For some reason, that obviously charmed her, as she guffawed like the aforementioned horse finally giving up the ghost. "Who needs to jump? I can always jump down offa something high and squash 'em."
For some reason, that obviously charmed him; her donkey-strong determination was both irritating and sort of cute, in a delusional throwing-up in his mouth way. Amarant took a huge bite of ham and pickle, and ignored the urge to scratch his bandages. (They faced each other off, eye to eye over the table, two sets of heavy elbows weighing down on the wood in the gloomy rain-lit room.) "You have shit balance, kid. Your tail looks like you were growin' a third leg and forgot about it later. You and a polearm? Don't make me crap laughing."
"Thought 'bout that." Her hands waved around expressively as she reached for a drink of her fruitwater. She looked despicably smug. "So what I do is, is I take the pike an' I break it in two, and then I hit 'em with the two bits, and then I squash 'em."
It was a deceptively simple tactic. It wasn't bad, actually. Amarant just snorted; and then, before he could help himself -
"Your mother wouldn't think much of that, kid."
"Why not?" Gudrun sounded curious, or at least what curious would sound like through three mouthfuls.
"Well, how the hell would you go about squashin' me?"
"Wait 'till I'm bigger and go to big-people classes," she said darkly. "I go to the baby classes, but they're stupid - all you do is hit a wooden thing. I can hit forty wooden things and break 'em. Hmph. No use. When do you get hit by wooden things anyway? They never come hit you.

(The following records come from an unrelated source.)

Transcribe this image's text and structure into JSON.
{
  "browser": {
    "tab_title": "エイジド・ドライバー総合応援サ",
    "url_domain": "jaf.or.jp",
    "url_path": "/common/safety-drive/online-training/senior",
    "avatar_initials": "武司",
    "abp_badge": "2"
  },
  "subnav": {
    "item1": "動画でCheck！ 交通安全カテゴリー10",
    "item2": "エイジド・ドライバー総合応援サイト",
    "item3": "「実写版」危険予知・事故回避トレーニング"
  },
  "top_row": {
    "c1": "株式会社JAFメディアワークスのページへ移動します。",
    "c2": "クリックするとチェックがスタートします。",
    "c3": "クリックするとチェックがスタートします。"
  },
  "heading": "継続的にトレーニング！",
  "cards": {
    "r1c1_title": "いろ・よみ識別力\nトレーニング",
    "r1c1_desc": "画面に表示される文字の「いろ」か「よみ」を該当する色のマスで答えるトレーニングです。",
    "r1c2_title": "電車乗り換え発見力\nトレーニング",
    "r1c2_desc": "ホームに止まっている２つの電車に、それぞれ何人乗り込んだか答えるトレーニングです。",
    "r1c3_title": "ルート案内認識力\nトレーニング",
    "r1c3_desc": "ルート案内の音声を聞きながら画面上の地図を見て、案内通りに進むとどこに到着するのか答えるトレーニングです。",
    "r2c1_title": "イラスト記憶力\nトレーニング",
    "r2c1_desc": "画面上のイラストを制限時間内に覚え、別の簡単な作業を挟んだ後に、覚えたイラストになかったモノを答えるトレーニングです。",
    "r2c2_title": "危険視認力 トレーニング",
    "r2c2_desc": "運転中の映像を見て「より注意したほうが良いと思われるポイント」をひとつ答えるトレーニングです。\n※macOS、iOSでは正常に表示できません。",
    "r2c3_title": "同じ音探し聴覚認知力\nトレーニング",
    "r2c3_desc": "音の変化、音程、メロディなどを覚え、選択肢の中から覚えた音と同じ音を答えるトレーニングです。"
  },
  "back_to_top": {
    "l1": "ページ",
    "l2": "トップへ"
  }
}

In the older classes you hit each other. I'd like those. I could hit everyone, no troubs."
The redhatted figure pushed her crusts around her plate, rocking back in her chair a little; the rain was letting up, as much as rain ever let up in Burmecia, with the thin sunshine shining through all the dancing dustmotes on the table and hitting the dents on Freya's old helmet. Gudrun traced an old scratch in the scrubbed-clean polish of the oak table before bursting out, "Uncle Amajerk, what was Mama like?"

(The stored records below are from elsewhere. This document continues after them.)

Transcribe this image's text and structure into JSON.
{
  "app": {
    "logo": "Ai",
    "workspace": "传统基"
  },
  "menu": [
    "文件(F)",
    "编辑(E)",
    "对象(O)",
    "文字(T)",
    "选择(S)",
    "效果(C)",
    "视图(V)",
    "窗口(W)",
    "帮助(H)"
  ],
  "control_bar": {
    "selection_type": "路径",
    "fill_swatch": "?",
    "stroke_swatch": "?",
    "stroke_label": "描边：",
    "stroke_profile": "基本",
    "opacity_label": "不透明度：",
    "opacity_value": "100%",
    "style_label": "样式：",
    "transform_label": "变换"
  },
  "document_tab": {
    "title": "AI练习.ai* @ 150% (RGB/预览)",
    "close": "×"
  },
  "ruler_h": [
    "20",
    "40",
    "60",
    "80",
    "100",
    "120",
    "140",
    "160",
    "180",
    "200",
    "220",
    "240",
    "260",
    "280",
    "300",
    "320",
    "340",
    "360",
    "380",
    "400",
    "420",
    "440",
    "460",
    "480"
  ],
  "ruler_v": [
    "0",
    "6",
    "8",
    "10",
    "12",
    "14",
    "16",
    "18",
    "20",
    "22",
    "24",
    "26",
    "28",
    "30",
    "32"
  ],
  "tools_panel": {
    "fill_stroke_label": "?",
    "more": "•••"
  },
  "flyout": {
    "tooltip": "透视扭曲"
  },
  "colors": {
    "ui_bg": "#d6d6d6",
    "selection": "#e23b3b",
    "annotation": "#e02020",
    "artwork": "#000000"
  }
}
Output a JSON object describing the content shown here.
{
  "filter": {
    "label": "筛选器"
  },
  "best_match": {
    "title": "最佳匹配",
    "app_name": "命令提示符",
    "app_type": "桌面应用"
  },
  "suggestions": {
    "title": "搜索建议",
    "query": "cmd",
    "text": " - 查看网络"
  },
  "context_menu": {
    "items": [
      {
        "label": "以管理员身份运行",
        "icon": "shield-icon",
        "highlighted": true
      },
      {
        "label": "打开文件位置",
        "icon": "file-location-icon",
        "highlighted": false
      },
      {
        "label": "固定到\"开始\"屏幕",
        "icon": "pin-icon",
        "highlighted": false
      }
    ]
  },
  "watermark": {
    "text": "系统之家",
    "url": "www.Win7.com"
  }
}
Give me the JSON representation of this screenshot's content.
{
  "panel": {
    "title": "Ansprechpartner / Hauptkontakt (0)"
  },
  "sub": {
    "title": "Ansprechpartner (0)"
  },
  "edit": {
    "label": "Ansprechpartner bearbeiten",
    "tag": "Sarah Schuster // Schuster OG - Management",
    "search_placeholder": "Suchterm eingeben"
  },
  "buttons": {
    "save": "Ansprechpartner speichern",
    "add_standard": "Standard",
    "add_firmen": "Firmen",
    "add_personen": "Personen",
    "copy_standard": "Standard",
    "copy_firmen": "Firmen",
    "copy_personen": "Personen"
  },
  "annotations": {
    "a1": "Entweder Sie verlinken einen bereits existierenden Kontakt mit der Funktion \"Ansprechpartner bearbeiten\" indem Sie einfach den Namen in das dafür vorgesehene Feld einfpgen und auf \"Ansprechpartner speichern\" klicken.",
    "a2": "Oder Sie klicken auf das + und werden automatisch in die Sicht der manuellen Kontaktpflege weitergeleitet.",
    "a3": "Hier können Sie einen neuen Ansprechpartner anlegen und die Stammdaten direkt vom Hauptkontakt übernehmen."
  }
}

Amarant tossed his hair with a sort of low, angry nngh noise, mouth twisted in a grimace. "Don't tell me Ratboy never told you about your mother."
"He says she was good all the time. And never did anythin' wrong. And was the goodest and the best and hit everyone down and never swore and was like an angel come to earth," she said, with the long practiced air of something oft-recited and oft-told. "Hitting's good but the other stuff is /hellboring/."

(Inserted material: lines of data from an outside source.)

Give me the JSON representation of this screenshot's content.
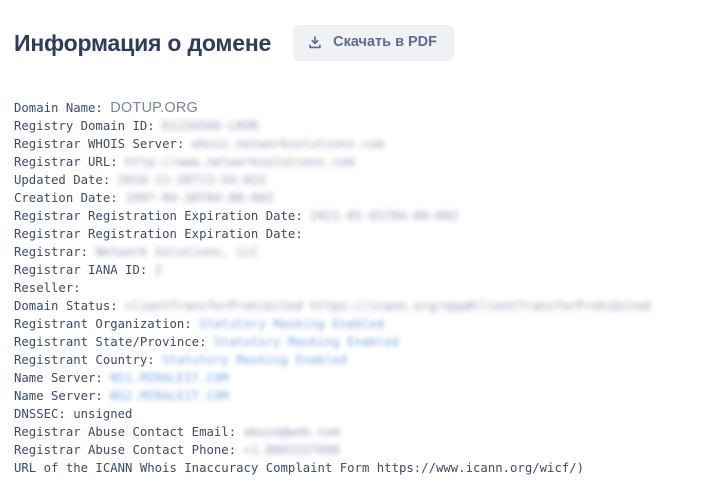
{
  "header": {
    "title": "Информация о домене",
    "pdf_button": {
      "label": "Скачать в PDF",
      "icon": "download-icon"
    }
  },
  "colors": {
    "title": "#2f3b5c",
    "button_bg": "#eff1f5",
    "button_text": "#5b6b93",
    "mono_text": "#3c4a6b",
    "masked_value": "#7d8aa6",
    "masked_value_blue": "#6f9fe0"
  },
  "whois": {
    "lines": [
      {
        "label": "Domain Name:",
        "value": "DOTUP.ORG",
        "style": "domain"
      },
      {
        "label": "Registry Domain ID:",
        "value": "D1234566-LROR",
        "style": "masked"
      },
      {
        "label": "Registrar WHOIS Server:",
        "value": "whois.networksolutions.com",
        "style": "masked"
      },
      {
        "label": "Registrar URL:",
        "value": "http://www.networksolutions.com",
        "style": "masked"
      },
      {
        "label": "Updated Date:",
        "value": "2018-11-20T13:54:02Z",
        "style": "masked"
      },
      {
        "label": "Creation Date:",
        "value": "1997-04-30T04:00:00Z",
        "style": "masked"
      },
      {
        "label": "Registrar Registration Expiration Date:",
        "value": "2021-05-01T04:00:00Z",
        "style": "masked"
      },
      {
        "label": "Registrar Registration Expiration Date:",
        "value": "",
        "style": "none"
      },
      {
        "label": "Registrar:",
        "value": "Network Solutions, LLC",
        "style": "masked"
      },
      {
        "label": "Registrar IANA ID:",
        "value": "2",
        "style": "masked"
      },
      {
        "label": "Reseller:",
        "value": "",
        "style": "none"
      },
      {
        "label": "Domain Status:",
        "value": "clientTransferProhibited https://icann.org/epp#clientTransferProhibited",
        "style": "masked"
      },
      {
        "label": "Registrant Organization:",
        "value": "Statutory Masking Enabled",
        "style": "masked-blue"
      },
      {
        "label": "Registrant State/Province:",
        "value": "Statutory Masking Enabled",
        "style": "masked-blue"
      },
      {
        "label": "Registrant Country:",
        "value": "Statutory Masking Enabled",
        "style": "masked-blue"
      },
      {
        "label": "Name Server:",
        "value": "NS1.MIRALEIT.COM",
        "style": "masked-blue"
      },
      {
        "label": "Name Server:",
        "value": "NS2.MIRALEIT.COM",
        "style": "masked-blue"
      },
      {
        "label": "DNSSEC:",
        "value": "unsigned",
        "style": "plain"
      },
      {
        "label": "Registrar Abuse Contact Email:",
        "value": "abuse@web.com",
        "style": "masked"
      },
      {
        "label": "Registrar Abuse Contact Phone:",
        "value": "+1.8003337680",
        "style": "masked"
      },
      {
        "label": "URL of the ICANN Whois Inaccuracy Complaint Form https://www.icann.org/wicf/)",
        "value": "",
        "style": "none"
      }
    ]
  }
}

"Hmph. He's lying, kid. Your mama could swear like a sailor and ate like a goddamn horse. And she was never good."
"Not ever?"
He thought about Freya, who could out-noble the whole earth and the sea and the stars contained therein. "Maybe a little."
That contented her. It was with extra happy relish that Gudrun ate the rest of her sandwich; and Amarant didn't touch his, far away, in a place where a silver-haired Burmecian had her delicate feet up on the chair next to her as she generously stole things from his plate and ate them before he could snatch them back. The (relatively) little mutant pushed her chair away from the table with much scraping of legs; she sprang to stand up, and looked at the hulking monk furtively from the shadows.
"Help do the laundry," she demanded, and she offered him his crutches.
Amarant held her upside down all the way to the washbasket.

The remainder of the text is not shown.